Ohio Public Employees Retirement System's New HRA - Prepare for the Effects on your District
Recorded On: 10/01/2021
- Registration Closed
Date: 10/01/2021, 10:00 a.m.
Location: Online
Fee: Free
Beginning Jan. 1, 2022, the Ohio Public Employees Retirement System (OPERS) will no longer offer a group medical & Rx plan. OPERS will instead provide a comprehensive Health Reimbursement Arrangement (HRA) for the retiree to be reimbursed for qualified medical expenses and post-taxed medical plan premiums for both the retiree & dependents. Employees bringing their spouse onto their coverage will need for their premiums to be post-taxed for reimbursement.
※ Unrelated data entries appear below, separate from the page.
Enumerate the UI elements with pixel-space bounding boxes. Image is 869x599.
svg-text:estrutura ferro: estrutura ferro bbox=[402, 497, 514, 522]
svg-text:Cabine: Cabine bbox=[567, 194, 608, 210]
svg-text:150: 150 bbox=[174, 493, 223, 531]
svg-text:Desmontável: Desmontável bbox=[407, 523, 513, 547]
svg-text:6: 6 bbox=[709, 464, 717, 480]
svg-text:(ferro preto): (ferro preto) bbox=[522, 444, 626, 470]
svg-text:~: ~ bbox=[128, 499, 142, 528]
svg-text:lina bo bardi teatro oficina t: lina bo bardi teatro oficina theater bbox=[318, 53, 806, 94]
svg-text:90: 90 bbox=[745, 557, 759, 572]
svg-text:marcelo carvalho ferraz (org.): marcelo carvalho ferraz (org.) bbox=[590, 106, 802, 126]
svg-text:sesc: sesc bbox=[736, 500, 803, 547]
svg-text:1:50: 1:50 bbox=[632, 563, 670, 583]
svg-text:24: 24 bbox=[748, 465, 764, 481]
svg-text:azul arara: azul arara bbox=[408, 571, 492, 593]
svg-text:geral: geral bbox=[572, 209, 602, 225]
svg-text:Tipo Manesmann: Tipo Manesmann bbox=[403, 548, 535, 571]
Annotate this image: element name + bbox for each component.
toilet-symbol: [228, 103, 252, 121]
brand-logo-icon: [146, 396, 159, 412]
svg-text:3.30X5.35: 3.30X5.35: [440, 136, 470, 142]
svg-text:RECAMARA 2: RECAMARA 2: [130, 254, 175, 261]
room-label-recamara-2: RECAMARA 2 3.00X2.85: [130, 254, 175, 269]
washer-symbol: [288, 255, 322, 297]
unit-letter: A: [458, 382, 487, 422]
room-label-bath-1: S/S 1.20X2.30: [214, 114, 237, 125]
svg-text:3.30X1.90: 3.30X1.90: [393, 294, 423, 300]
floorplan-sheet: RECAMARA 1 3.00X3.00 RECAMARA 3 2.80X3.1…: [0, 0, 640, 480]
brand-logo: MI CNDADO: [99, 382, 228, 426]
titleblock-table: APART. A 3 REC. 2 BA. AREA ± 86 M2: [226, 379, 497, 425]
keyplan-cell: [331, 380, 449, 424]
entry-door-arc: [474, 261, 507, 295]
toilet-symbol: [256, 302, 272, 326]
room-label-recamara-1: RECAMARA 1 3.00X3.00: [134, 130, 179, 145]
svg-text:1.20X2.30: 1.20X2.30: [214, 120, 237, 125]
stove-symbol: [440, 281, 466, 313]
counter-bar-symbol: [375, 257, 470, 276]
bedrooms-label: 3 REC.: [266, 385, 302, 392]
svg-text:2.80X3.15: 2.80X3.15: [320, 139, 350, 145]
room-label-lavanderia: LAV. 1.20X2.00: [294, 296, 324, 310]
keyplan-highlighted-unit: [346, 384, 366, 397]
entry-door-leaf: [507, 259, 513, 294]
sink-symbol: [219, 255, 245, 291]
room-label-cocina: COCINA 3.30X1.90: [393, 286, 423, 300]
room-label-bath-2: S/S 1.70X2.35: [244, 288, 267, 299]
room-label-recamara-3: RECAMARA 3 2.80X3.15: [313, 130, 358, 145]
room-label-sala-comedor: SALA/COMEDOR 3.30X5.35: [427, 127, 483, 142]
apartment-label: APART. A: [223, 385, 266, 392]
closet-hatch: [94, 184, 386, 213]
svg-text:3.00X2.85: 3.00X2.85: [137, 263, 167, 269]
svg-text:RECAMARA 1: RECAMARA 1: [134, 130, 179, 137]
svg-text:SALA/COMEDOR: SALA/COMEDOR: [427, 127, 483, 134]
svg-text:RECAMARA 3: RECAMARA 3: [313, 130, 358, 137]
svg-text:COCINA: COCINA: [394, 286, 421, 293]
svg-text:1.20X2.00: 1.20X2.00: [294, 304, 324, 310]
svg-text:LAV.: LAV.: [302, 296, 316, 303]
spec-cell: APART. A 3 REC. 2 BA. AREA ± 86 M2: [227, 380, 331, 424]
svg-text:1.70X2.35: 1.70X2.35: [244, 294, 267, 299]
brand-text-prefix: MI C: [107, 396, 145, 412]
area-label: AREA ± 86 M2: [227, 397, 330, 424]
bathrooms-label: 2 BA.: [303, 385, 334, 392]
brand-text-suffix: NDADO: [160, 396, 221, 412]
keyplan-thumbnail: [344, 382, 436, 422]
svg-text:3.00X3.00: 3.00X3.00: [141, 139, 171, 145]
Also, even if the spouse is not added to your district’s coverage, your employee (nor the district) will be able to contribute to an HSA starting Jan. 1 due to IRS regulations.
Please join us as we go over:
• Section 125 compliance including the requirements if the district chooses to deny post-taxing premiums.
• Can the employee move from pre to post-tax premiums at any time of your plan year?
• Items employees may need from you to get reimbursed
• Alternatives to HSAs including FSAs & HRAs
The OPERS issue is relevant if any of your employees are MARRIED to an OPERS retiree as OPERS is no longer providing health insurance, but instead providing an HRA so the retiree can get reimbursed for other coverage. This means for our schools:
1) OPERS Retirees will likely be coming on the school insurance, but in order to get reimbursed OPERS says the premium needs to be “Post-Taxed." Therefore, your employees will need to sign their election form indicating this. Some questions received on this include:
- What if we have a July 1 plan year--can the employee still move their premium to post-tax?
- What if the employee doesn’t ask and then come Feb. 1, 2022 they want to move it, can we do that?
- What if we do not want to allow them to post-tax premium, are we allowed to mandate it be pre-taxed? If so, how?
- What will OPERS require to prove the retiree is covered and that the premium is post-taxed?
- Can the OPERS retiree just use the HRA for other items and not for insurance premiums?
2) If the school employee has an HSA, then even if the retiree does not come on their school insurance, the employee nor their district can continue contributing to the HSA as of Jan. 1, 2022. This causes these questions
- We have a bargaining agreement as a district to put money into the HSA, what do we do now?
- Can the employee have an FSA?
- Can we as a district start an HRA to replace the HSA?
Since OPERS retirees are state, local, prison, county retirees, and more, it is quite certain to affect your district soon if not in 2022.

Lisa Stevens
Account Development Executive, American Fidelity
Lisa Stevens serves as an Account Development Executive at American Fidelity. She brings more than a decade of experience serving solely the education community.
In her role, Lisa works closely with school districts in Ohio to help develop employee benefit plans that meet their needs. She often speaks locally and nationally to associations, business managers, and superintendents on topics such as Section 125 Plan, & Other IRS Compliance, Properly Utilizing Reimbursement Accounts (HSAs, HRAs, FSAs), and Creative Strategies for Insurance Benefits. Lisa is known for her communication abilities and can simplify difficult topics and explain them in everyday language, making implementation and understanding compliance much easier.
Having been nominated by her company for six consecutive years as Account Development Executive of the year, you can be assured that Lisa is a trusted resource for you and your school district.